The versioning follows a hierarchical structure:
- Major versions: For example,
v12(Ceph Luminous),v14,v15, andv16. - Minor versions: For example,
v16.2orv14.2. - Patch versions: For example,
v16.2.5. - Build dates: Some images include an 8-digit suffix (YYYYMMDD), such as
v16.2.5-20210708. This indicates the exact date the image was built.
The build date is particularly important for security updates. If a security fix is released for the CentOS base image on a specific date, a new image is built with a new date tag (e.g., v12.2.7-20800210), even if the Ceph version itself has not changed. This allows administrators to update the underlying OS of their storage cluster without upgrading the Ceph software version, reducing the risk of instability.

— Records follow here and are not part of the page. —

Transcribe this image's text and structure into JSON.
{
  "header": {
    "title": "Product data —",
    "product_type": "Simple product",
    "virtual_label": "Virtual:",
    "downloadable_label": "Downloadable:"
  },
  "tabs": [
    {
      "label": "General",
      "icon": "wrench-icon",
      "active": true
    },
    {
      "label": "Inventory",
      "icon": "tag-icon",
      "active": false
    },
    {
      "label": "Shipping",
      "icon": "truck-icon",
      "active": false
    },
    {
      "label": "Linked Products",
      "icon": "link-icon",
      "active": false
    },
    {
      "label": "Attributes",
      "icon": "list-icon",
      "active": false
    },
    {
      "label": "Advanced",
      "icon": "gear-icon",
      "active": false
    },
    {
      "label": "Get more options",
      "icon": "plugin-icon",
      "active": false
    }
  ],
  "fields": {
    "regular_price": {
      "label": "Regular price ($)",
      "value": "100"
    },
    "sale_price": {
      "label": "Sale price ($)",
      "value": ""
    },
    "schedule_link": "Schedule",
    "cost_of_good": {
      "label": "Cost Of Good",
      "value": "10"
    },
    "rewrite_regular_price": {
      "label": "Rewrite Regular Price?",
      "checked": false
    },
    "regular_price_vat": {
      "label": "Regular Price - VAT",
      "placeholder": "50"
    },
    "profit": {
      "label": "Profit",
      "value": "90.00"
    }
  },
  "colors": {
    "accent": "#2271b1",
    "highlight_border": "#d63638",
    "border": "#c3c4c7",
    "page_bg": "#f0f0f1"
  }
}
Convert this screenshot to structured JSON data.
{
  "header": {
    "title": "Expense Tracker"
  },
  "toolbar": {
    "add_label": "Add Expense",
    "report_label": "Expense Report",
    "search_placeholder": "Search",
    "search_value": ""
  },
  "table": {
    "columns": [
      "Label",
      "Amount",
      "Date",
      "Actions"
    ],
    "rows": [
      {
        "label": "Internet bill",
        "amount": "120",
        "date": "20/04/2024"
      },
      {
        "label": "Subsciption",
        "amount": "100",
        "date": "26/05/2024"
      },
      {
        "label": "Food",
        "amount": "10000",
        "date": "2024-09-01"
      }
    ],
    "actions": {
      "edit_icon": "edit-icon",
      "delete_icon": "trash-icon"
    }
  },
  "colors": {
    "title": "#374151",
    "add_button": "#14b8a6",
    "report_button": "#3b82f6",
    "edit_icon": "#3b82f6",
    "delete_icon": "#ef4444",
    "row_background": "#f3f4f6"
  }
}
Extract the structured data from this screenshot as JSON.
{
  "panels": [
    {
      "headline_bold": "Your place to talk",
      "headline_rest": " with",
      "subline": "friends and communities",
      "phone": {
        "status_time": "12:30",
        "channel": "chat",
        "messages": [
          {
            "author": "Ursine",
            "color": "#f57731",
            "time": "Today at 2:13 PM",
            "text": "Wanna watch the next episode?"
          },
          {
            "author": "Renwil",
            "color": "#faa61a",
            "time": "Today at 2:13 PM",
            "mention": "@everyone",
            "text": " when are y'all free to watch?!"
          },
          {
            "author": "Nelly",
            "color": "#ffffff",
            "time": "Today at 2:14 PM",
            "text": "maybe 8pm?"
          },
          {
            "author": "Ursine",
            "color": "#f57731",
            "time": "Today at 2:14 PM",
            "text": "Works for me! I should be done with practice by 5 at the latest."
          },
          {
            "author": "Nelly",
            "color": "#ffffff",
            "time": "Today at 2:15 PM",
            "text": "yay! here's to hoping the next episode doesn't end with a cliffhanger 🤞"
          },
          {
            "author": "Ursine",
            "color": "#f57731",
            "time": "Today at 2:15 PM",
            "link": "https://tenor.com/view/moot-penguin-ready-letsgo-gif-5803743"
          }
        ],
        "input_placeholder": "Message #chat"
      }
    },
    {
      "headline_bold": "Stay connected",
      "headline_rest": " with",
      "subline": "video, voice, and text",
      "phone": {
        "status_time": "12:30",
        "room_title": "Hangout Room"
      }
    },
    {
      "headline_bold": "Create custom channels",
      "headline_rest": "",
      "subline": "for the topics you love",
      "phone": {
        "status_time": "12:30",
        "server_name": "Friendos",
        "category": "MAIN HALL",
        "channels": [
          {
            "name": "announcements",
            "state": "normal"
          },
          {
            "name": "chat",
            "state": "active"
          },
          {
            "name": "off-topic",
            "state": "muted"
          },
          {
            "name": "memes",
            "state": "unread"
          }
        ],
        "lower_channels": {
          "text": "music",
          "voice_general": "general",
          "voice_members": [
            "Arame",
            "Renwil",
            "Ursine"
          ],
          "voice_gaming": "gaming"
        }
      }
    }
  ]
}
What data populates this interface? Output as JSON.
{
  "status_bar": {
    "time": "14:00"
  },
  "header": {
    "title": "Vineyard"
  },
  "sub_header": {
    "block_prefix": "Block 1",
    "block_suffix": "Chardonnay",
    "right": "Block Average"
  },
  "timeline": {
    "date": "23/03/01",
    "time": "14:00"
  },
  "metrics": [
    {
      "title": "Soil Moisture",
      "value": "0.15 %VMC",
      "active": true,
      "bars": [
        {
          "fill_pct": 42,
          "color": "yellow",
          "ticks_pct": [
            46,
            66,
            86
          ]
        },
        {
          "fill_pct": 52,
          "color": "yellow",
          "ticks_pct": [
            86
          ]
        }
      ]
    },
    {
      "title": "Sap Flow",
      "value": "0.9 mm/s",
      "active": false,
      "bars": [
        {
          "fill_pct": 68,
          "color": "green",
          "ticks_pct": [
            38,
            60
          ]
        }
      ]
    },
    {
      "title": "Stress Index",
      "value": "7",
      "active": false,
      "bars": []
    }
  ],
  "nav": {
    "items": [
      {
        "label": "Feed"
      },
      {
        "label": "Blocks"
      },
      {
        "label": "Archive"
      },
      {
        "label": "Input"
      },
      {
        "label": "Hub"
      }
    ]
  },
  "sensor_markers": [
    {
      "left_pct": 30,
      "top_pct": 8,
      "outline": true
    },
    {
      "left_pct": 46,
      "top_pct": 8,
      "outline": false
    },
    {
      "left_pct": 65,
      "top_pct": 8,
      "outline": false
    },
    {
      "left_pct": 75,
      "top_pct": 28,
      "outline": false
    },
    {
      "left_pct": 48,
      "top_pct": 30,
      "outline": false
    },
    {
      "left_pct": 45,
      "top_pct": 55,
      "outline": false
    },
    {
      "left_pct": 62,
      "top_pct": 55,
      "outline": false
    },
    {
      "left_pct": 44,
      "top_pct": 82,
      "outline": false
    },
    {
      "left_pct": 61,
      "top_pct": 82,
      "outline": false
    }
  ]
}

Image Specifications and Footprint
The size of the images varies based on the version and the included binaries. Based on Docker Hub data, the following footprints are observed for various versions:
| Tag | Architecture | Image Size |
|---|---|---|
| v16 | linux/amd64 | 404.34 MB |
| v16 | linux/arm64/v8 | 375.85 MB |
| v14.2 | linux/amd64 | 299.07 MB |
| v14.2 | linux/arm64/v8 | 307.78 MB |
| v15.2 | linux/amd64 | 340.95 MB |
| v15.2 | linux/arm64/v8 | 301.67 MB |
These images are built from the ceph/ceph-container project on GitHub and serve as the base for the various daemons (MON, OSD, MDS, RGW) deployed across the cluster.
Conclusion
The implementation of Ceph within Docker transforms the nature of distributed storage from a rigid hardware-bound installation to a flexible, orchestrated service. By utilizing cephadm for bootstrapping and employing privileged containers for OSD management, organizations can achieve the benefits of container agility without sacrificing the raw performance of the underlying disk hardware. The critical success factors for this architecture reside in the strict adherence to low-latency networking, the correct mapping of host devices into the container space, and the use of version-specific images to ensure binary compatibility across the cluster. While the OSD's requirement for privileged access creates a departure from standard container security best practices, it is a necessary compromise to enable the high-performance I/O required for a production-grade distributed storage system. The integration of Ceph with Docker Swarm effectively fills the "persistent storage gap," providing a scalable, self-healing backend that allows containerized applications to maintain state across failures and migrations.